Not for nothing had Lee Renaud grown up with radio. Not for nothing had he followed the work of those old inventors making their way forward, a step at a time. In his own old workshop in the Cove, Lee had copied those steps in real, working mechanisms that, however crude they might have been, had yet achieved results. A modern, up-to-date inventor would be used to a splendid laboratory, used to purchasing smooth, finished, machine-made products to help with the carrying out of his ideas. But Lee Renaud, like those oldtime pioneers in electricity, was used to seizing upon wood and wire, scrap metal and glass.

It was this crude, hard-bought training that now gave young Renaud courage to face some scraps of broken metal and still to hope to build a radio here on drift ice.

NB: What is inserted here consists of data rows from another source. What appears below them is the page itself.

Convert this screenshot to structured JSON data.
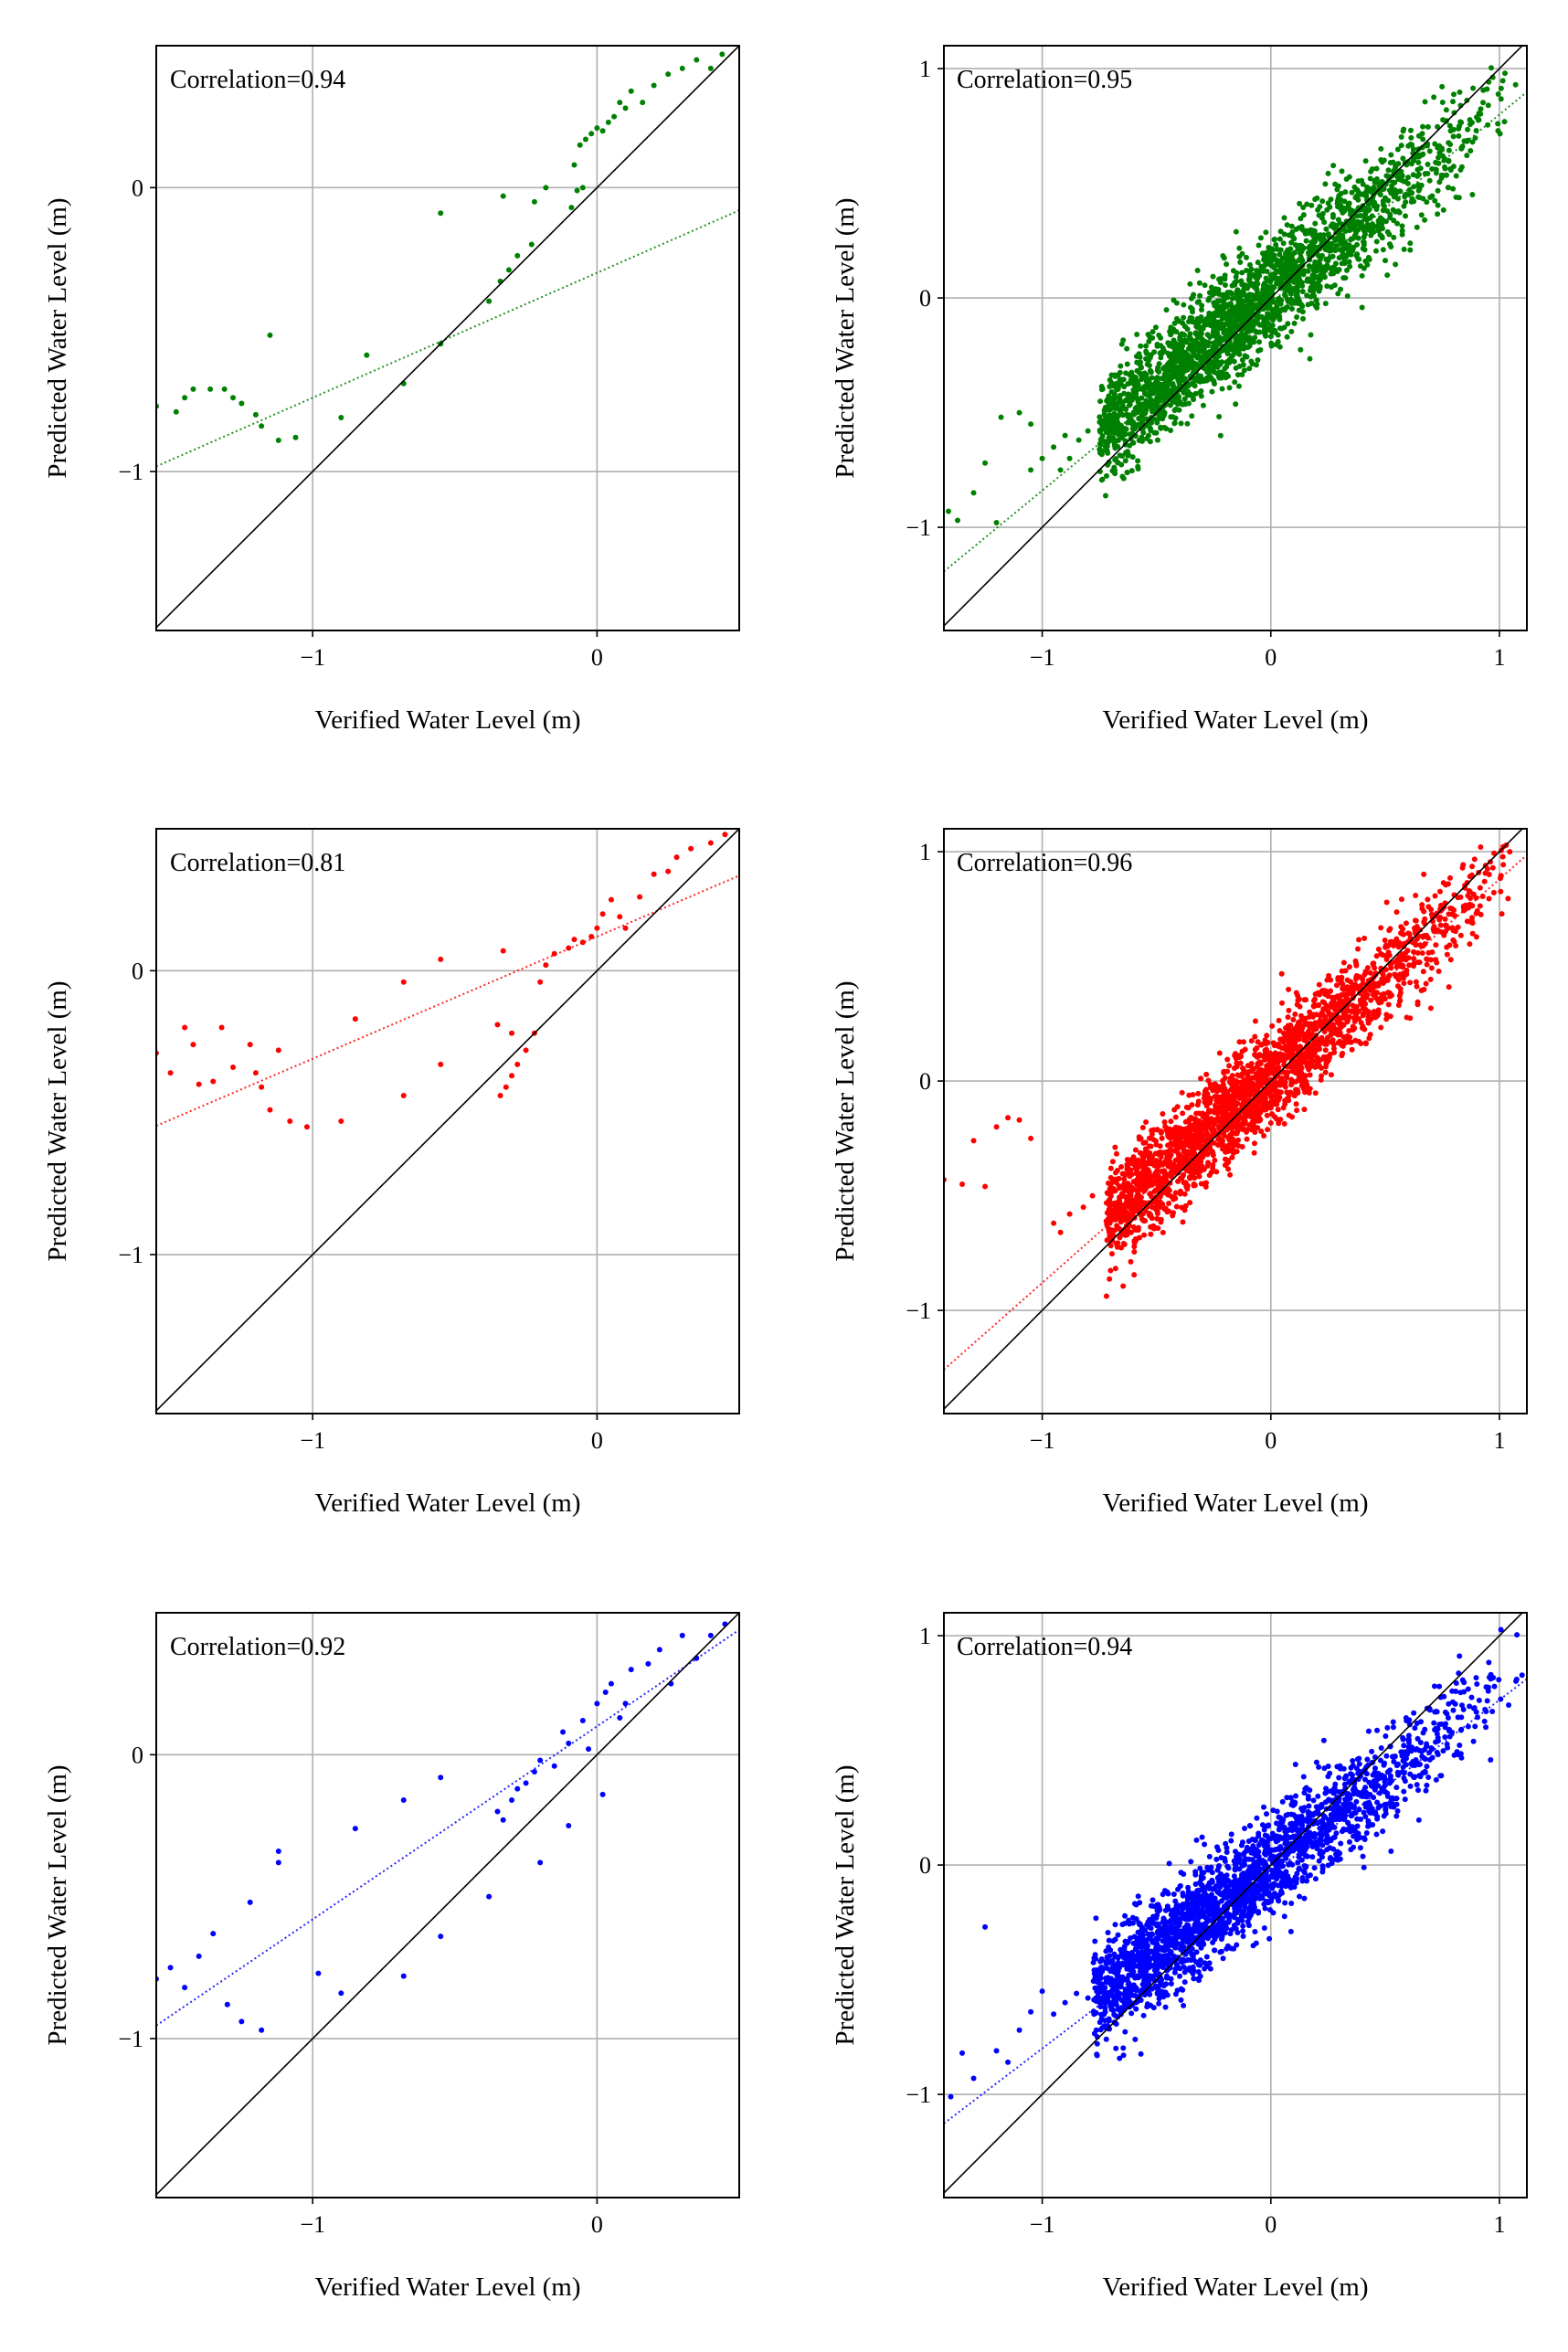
{
  "figure": {
    "layout": "3 rows x 2 columns of scatter plots",
    "reference_line": "y = x (black)",
    "fit_line_style": "dotted, series color"
  },
  "chart_data": [
    {
      "type": "scatter",
      "id": "r1c1",
      "annotation": "Correlation=0.94",
      "correlation": 0.94,
      "xlabel": "Verified Water Level (m)",
      "ylabel": "Predicted Water Level (m)",
      "xlim": [
        -1.55,
        0.5
      ],
      "ylim": [
        -1.56,
        0.5
      ],
      "xticks": [
        -1,
        0
      ],
      "yticks": [
        -1,
        0
      ],
      "xtick_labels": [
        "−1",
        "0"
      ],
      "ytick_labels": [
        "−1",
        "0"
      ],
      "grid": true,
      "color": "#008000",
      "fit": {
        "slope": 0.44,
        "intercept": -0.3
      },
      "points": [
        [
          -1.55,
          -0.77
        ],
        [
          -1.48,
          -0.79
        ],
        [
          -1.45,
          -0.74
        ],
        [
          -1.42,
          -0.71
        ],
        [
          -1.36,
          -0.71
        ],
        [
          -1.31,
          -0.71
        ],
        [
          -1.28,
          -0.74
        ],
        [
          -1.25,
          -0.76
        ],
        [
          -1.2,
          -0.8
        ],
        [
          -1.18,
          -0.84
        ],
        [
          -1.12,
          -0.89
        ],
        [
          -1.06,
          -0.88
        ],
        [
          -1.15,
          -0.52
        ],
        [
          -0.9,
          -0.81
        ],
        [
          -0.81,
          -0.59
        ],
        [
          -0.68,
          -0.69
        ],
        [
          -0.55,
          -0.55
        ],
        [
          -0.55,
          -0.09
        ],
        [
          -0.38,
          -0.4
        ],
        [
          -0.34,
          -0.33
        ],
        [
          -0.31,
          -0.29
        ],
        [
          -0.28,
          -0.24
        ],
        [
          -0.23,
          -0.2
        ],
        [
          -0.22,
          -0.05
        ],
        [
          -0.33,
          -0.03
        ],
        [
          -0.18,
          0.0
        ],
        [
          -0.09,
          -0.07
        ],
        [
          -0.07,
          -0.01
        ],
        [
          -0.05,
          0.0
        ],
        [
          -0.08,
          0.08
        ],
        [
          -0.06,
          0.15
        ],
        [
          -0.04,
          0.17
        ],
        [
          -0.02,
          0.19
        ],
        [
          0.0,
          0.21
        ],
        [
          0.02,
          0.2
        ],
        [
          0.04,
          0.23
        ],
        [
          0.06,
          0.25
        ],
        [
          0.08,
          0.3
        ],
        [
          0.1,
          0.28
        ],
        [
          0.12,
          0.34
        ],
        [
          0.16,
          0.3
        ],
        [
          0.2,
          0.36
        ],
        [
          0.25,
          0.4
        ],
        [
          0.3,
          0.42
        ],
        [
          0.35,
          0.45
        ],
        [
          0.4,
          0.42
        ],
        [
          0.44,
          0.47
        ]
      ]
    },
    {
      "type": "scatter",
      "id": "r1c2",
      "annotation": "Correlation=0.95",
      "correlation": 0.95,
      "xlabel": "Verified Water Level (m)",
      "ylabel": "Predicted Water Level (m)",
      "xlim": [
        -1.43,
        1.12
      ],
      "ylim": [
        -1.45,
        1.1
      ],
      "xticks": [
        -1,
        0,
        1
      ],
      "yticks": [
        -1,
        0,
        1
      ],
      "xtick_labels": [
        "−1",
        "0",
        "1"
      ],
      "ytick_labels": [
        "−1",
        "0",
        "1"
      ],
      "grid": true,
      "color": "#008000",
      "fit": {
        "slope": 0.82,
        "intercept": -0.02
      },
      "cloud": {
        "x_range": [
          -0.75,
          1.12
        ],
        "slope": 0.82,
        "intercept": 0.02,
        "spread": 0.12,
        "count": 2400
      },
      "points": [
        [
          -1.37,
          -0.97
        ],
        [
          -1.3,
          -0.85
        ],
        [
          -1.25,
          -0.72
        ],
        [
          -1.18,
          -0.52
        ],
        [
          -1.1,
          -0.5
        ],
        [
          -1.05,
          -0.55
        ],
        [
          -1.0,
          -0.7
        ],
        [
          -0.95,
          -0.65
        ],
        [
          -0.9,
          -0.6
        ],
        [
          -0.88,
          -0.7
        ],
        [
          -0.84,
          -0.62
        ],
        [
          -0.8,
          -0.58
        ],
        [
          -1.41,
          -0.93
        ],
        [
          -1.2,
          -0.98
        ],
        [
          -1.05,
          -0.75
        ],
        [
          -0.92,
          -0.75
        ]
      ]
    },
    {
      "type": "scatter",
      "id": "r2c1",
      "annotation": "Correlation=0.81",
      "correlation": 0.81,
      "xlabel": "Verified Water Level (m)",
      "ylabel": "Predicted Water Level (m)",
      "xlim": [
        -1.55,
        0.5
      ],
      "ylim": [
        -1.56,
        0.5
      ],
      "xticks": [
        -1,
        0
      ],
      "yticks": [
        -1,
        0
      ],
      "xtick_labels": [
        "−1",
        "0"
      ],
      "ytick_labels": [
        "−1",
        "0"
      ],
      "grid": true,
      "color": "#ff0000",
      "fit": {
        "slope": 0.43,
        "intercept": 0.12
      },
      "points": [
        [
          -1.55,
          -0.29
        ],
        [
          -1.5,
          -0.36
        ],
        [
          -1.45,
          -0.2
        ],
        [
          -1.42,
          -0.26
        ],
        [
          -1.4,
          -0.4
        ],
        [
          -1.35,
          -0.39
        ],
        [
          -1.32,
          -0.2
        ],
        [
          -1.28,
          -0.34
        ],
        [
          -1.22,
          -0.26
        ],
        [
          -1.2,
          -0.36
        ],
        [
          -1.18,
          -0.41
        ],
        [
          -1.15,
          -0.49
        ],
        [
          -1.12,
          -0.28
        ],
        [
          -1.08,
          -0.53
        ],
        [
          -1.02,
          -0.55
        ],
        [
          -0.9,
          -0.53
        ],
        [
          -0.85,
          -0.17
        ],
        [
          -0.68,
          -0.44
        ],
        [
          -0.55,
          0.04
        ],
        [
          -0.55,
          -0.33
        ],
        [
          -0.68,
          -0.04
        ],
        [
          -0.34,
          -0.44
        ],
        [
          -0.32,
          -0.41
        ],
        [
          -0.3,
          -0.37
        ],
        [
          -0.28,
          -0.33
        ],
        [
          -0.25,
          -0.28
        ],
        [
          -0.22,
          -0.22
        ],
        [
          -0.35,
          -0.19
        ],
        [
          -0.3,
          -0.22
        ],
        [
          -0.33,
          0.07
        ],
        [
          -0.2,
          -0.04
        ],
        [
          -0.18,
          0.02
        ],
        [
          -0.15,
          0.06
        ],
        [
          -0.1,
          0.08
        ],
        [
          -0.08,
          0.11
        ],
        [
          -0.05,
          0.1
        ],
        [
          -0.02,
          0.12
        ],
        [
          0.0,
          0.15
        ],
        [
          0.02,
          0.2
        ],
        [
          0.05,
          0.25
        ],
        [
          0.08,
          0.19
        ],
        [
          0.1,
          0.15
        ],
        [
          0.15,
          0.26
        ],
        [
          0.2,
          0.34
        ],
        [
          0.25,
          0.35
        ],
        [
          0.28,
          0.4
        ],
        [
          0.33,
          0.43
        ],
        [
          0.4,
          0.45
        ],
        [
          0.45,
          0.48
        ]
      ]
    },
    {
      "type": "scatter",
      "id": "r2c2",
      "annotation": "Correlation=0.96",
      "correlation": 0.96,
      "xlabel": "Verified Water Level (m)",
      "ylabel": "Predicted Water Level (m)",
      "xlim": [
        -1.43,
        1.12
      ],
      "ylim": [
        -1.45,
        1.1
      ],
      "xticks": [
        -1,
        0,
        1
      ],
      "yticks": [
        -1,
        0,
        1
      ],
      "xtick_labels": [
        "−1",
        "0",
        "1"
      ],
      "ytick_labels": [
        "−1",
        "0",
        "1"
      ],
      "grid": true,
      "color": "#ff0000",
      "fit": {
        "slope": 0.88,
        "intercept": 0.0
      },
      "cloud": {
        "x_range": [
          -0.72,
          1.12
        ],
        "slope": 0.88,
        "intercept": 0.02,
        "spread": 0.11,
        "count": 2400
      },
      "points": [
        [
          -1.43,
          -0.43
        ],
        [
          -1.35,
          -0.45
        ],
        [
          -1.3,
          -0.26
        ],
        [
          -1.25,
          -0.46
        ],
        [
          -1.2,
          -0.2
        ],
        [
          -1.15,
          -0.16
        ],
        [
          -1.1,
          -0.17
        ],
        [
          -1.05,
          -0.25
        ],
        [
          -0.95,
          -0.62
        ],
        [
          -0.92,
          -0.66
        ],
        [
          -0.88,
          -0.58
        ],
        [
          -0.82,
          -0.55
        ],
        [
          -0.78,
          -0.5
        ]
      ]
    },
    {
      "type": "scatter",
      "id": "r3c1",
      "annotation": "Correlation=0.92",
      "correlation": 0.92,
      "xlabel": "Verified Water Level (m)",
      "ylabel": "Predicted Water Level (m)",
      "xlim": [
        -1.55,
        0.5
      ],
      "ylim": [
        -1.56,
        0.5
      ],
      "xticks": [
        -1,
        0
      ],
      "yticks": [
        -1,
        0
      ],
      "xtick_labels": [
        "−1",
        "0"
      ],
      "ytick_labels": [
        "−1",
        "0"
      ],
      "grid": true,
      "color": "#0000ff",
      "fit": {
        "slope": 0.68,
        "intercept": 0.1
      },
      "points": [
        [
          -1.55,
          -0.79
        ],
        [
          -1.5,
          -0.75
        ],
        [
          -1.45,
          -0.82
        ],
        [
          -1.4,
          -0.71
        ],
        [
          -1.35,
          -0.63
        ],
        [
          -1.3,
          -0.88
        ],
        [
          -1.25,
          -0.94
        ],
        [
          -1.22,
          -0.52
        ],
        [
          -1.18,
          -0.97
        ],
        [
          -1.12,
          -0.38
        ],
        [
          -1.12,
          -0.34
        ],
        [
          -0.98,
          -0.77
        ],
        [
          -0.9,
          -0.84
        ],
        [
          -0.85,
          -0.26
        ],
        [
          -0.68,
          -0.78
        ],
        [
          -0.68,
          -0.16
        ],
        [
          -0.55,
          -0.08
        ],
        [
          -0.55,
          -0.64
        ],
        [
          -0.38,
          -0.5
        ],
        [
          -0.35,
          -0.2
        ],
        [
          -0.33,
          -0.23
        ],
        [
          -0.3,
          -0.16
        ],
        [
          -0.28,
          -0.12
        ],
        [
          -0.25,
          -0.1
        ],
        [
          -0.22,
          -0.06
        ],
        [
          -0.2,
          -0.02
        ],
        [
          -0.2,
          -0.38
        ],
        [
          -0.15,
          -0.04
        ],
        [
          -0.12,
          0.08
        ],
        [
          -0.1,
          0.04
        ],
        [
          -0.1,
          -0.25
        ],
        [
          -0.05,
          0.12
        ],
        [
          -0.03,
          0.02
        ],
        [
          0.0,
          0.18
        ],
        [
          0.02,
          -0.14
        ],
        [
          0.03,
          0.22
        ],
        [
          0.05,
          0.25
        ],
        [
          0.08,
          0.13
        ],
        [
          0.1,
          0.18
        ],
        [
          0.12,
          0.3
        ],
        [
          0.18,
          0.32
        ],
        [
          0.22,
          0.37
        ],
        [
          0.26,
          0.25
        ],
        [
          0.3,
          0.42
        ],
        [
          0.35,
          0.34
        ],
        [
          0.4,
          0.42
        ],
        [
          0.45,
          0.46
        ]
      ]
    },
    {
      "type": "scatter",
      "id": "r3c2",
      "annotation": "Correlation=0.94",
      "correlation": 0.94,
      "xlabel": "Verified Water Level (m)",
      "ylabel": "Predicted Water Level (m)",
      "xlim": [
        -1.43,
        1.12
      ],
      "ylim": [
        -1.45,
        1.1
      ],
      "xticks": [
        -1,
        0,
        1
      ],
      "yticks": [
        -1,
        0,
        1
      ],
      "xtick_labels": [
        "−1",
        "0",
        "1"
      ],
      "ytick_labels": [
        "−1",
        "0",
        "1"
      ],
      "grid": true,
      "color": "#0000ff",
      "fit": {
        "slope": 0.76,
        "intercept": -0.04
      },
      "cloud": {
        "x_range": [
          -0.78,
          1.12
        ],
        "slope": 0.76,
        "intercept": 0.0,
        "spread": 0.11,
        "count": 2400
      },
      "points": [
        [
          -1.4,
          -1.01
        ],
        [
          -1.35,
          -0.82
        ],
        [
          -1.3,
          -0.93
        ],
        [
          -1.25,
          -0.27
        ],
        [
          -1.2,
          -0.81
        ],
        [
          -1.1,
          -0.72
        ],
        [
          -1.05,
          -0.64
        ],
        [
          -1.0,
          -0.55
        ],
        [
          -0.95,
          -0.65
        ],
        [
          -0.9,
          -0.6
        ],
        [
          -0.85,
          -0.56
        ],
        [
          -0.8,
          -0.58
        ],
        [
          -1.15,
          -0.86
        ]
      ]
    }
  ]
}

Again and again Lee went through every vestige of the wreckage they had salvaged, laying aside such objects as might possibly be of use. Some long strips of metal, a heavy base that had once been an engine support—here was a start on the antennae. He wired the strips to the base, then wired them together at the top to insure stability. To his antennae, Lee fastened a strip of torn flag that he had found in the wreck. A bit of Old Glory fluttering above some Arctic refugees! Lee could not know how often in the near future their eyes would be fixed on that bit of cloth, their minds desperately wondering if the country behind that flag would not make some attempt to save them.

Working material was of the meagerest. Wires had to be soldered—but with what? For a whole period between “two sleeps” (there was not yet any set day and night in this land of the midnight sun), Lee worked at two coins, a tin box, and a tiny fire of their precious wood splinters—and in the end achieved a rather creditable metal joining. The cut-glass shade, so very chic, now began a new duty as, combined with some tin, a wood stopper and a piece of wire, it served as a battery unit.

Lee Renaud hardly paused for eating or sleeping. Always his fingers were at it, adjusting wires, tubes, battery jars, wiring the parts. He would creep into his sleeping bag to rest, and in less than an hour, while the others were deep in slumber, out he would crawl, to take up his work again. A fever of labor burned within him. He could not lay this thing aside until he finished it, tested it, knew the best or the worst of the case.

For the hundredth time, Renaud looked up at the bit of flag floating on his Arctic aerial. The nation behind the Stars and Stripes would do something towards rescue if—if only America knew the fate of the greatest dirigible that had ever left its shores.